- Born: 1932 (age 93–94) Tokyo, Japan
- Occupations: Artist and art dealer
- Known for: Mizuno Gallery

= Riko Mizuno =

Japanese gallerist, art dealer, and artist

Riko Mizuno (born 1932) is a gallerist, art dealer, and artist. Born in Tokyo, Japan, she moved to Los Angeles in the 1950s to study ceramics at Chouinard Art Institute. Between 1966 and 1984, Mizuno operated galleries at three locations in Los Angeles.

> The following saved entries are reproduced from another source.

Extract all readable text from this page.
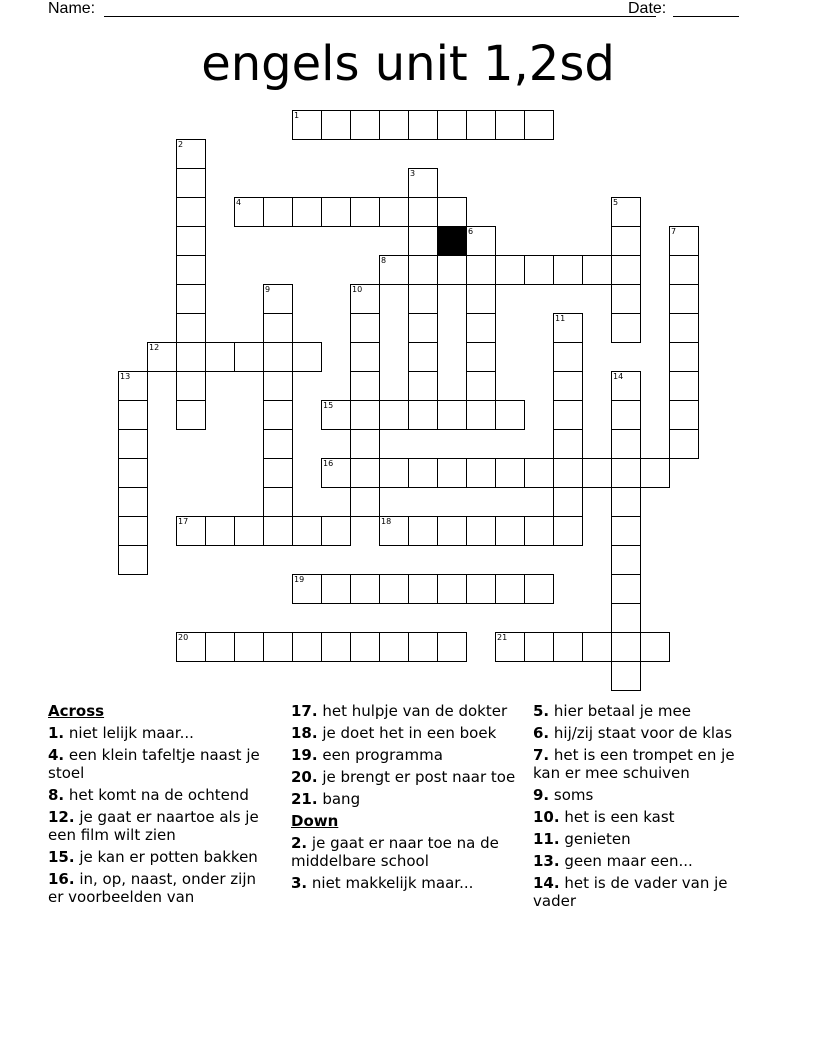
Name:	Date:
engels unit 1,2sd
1
2
3
4	5
6	7
8
9	10
11
12
13	14
15
16
17	18
19
20	21
Across
1. niet lelijk maar...
4. een klein tafeltje naast je stoel
8. het komt na de ochtend
12. je gaat er naartoe als je een film wilt zien
15. je kan er potten bakken
16. in, op, naast, onder zijn er voorbeelden van
17. het hulpje van de dokter
18. je doet het in een boek
19. een programma
20. je brengt er post naar toe
21. bang
Down
2. je gaat er naar toe na de middelbare school
3. niet makkelijk maar...
5. hier betaal je mee
6. hij/zij staat voor de klas
7. het is een trompet en je kan er mee schuiven
9. soms
10. het is een kast
11. genieten
13. geen maar een...
14. het is de vader van je vader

Artist Vija Celmins characterized Mizuno's contribution to the art world in a 1993 interview with Susan Morgan of the Los Angeles Times: "Riko Mizuno was very important to artists in Los Angeles. She created an incredibly nurturing atmosphere. We would sit around her kitchen, drinking sake, eating her delicious food, and always talking, talking."

==Mizuno Gallery==
In 1966, Mizuno opened Gallery 669 on La Cienega Boulevard. She collaborated briefly at 669 with Eugenia Butler. In 1969 she re-opened the gallery as Mizuno Gallery. Mizuno Gallery operated until 1984 at three locations: on La Cienega Boulevard, in Little Tokyo, and on N. Robertson Boulevard. Over this period, she exhibited the work of artists such as Larry Bell, Billy Al Bengston, Robert Irwin, Ed Moses, and Ken Price, many of whom had been associated in the 1960s with the Ferus Gallery, as well as the early works of artists who later became notable, such as Chris Burden, Jack Goldstein, Mike Kelley, Alexis Smith, and Doug Wheeler.

In a 1973 article on Burden, Peter Plagens referred to Mizuno's gallery, where Burden had recently performed Dead Man, as a "young artist showplace".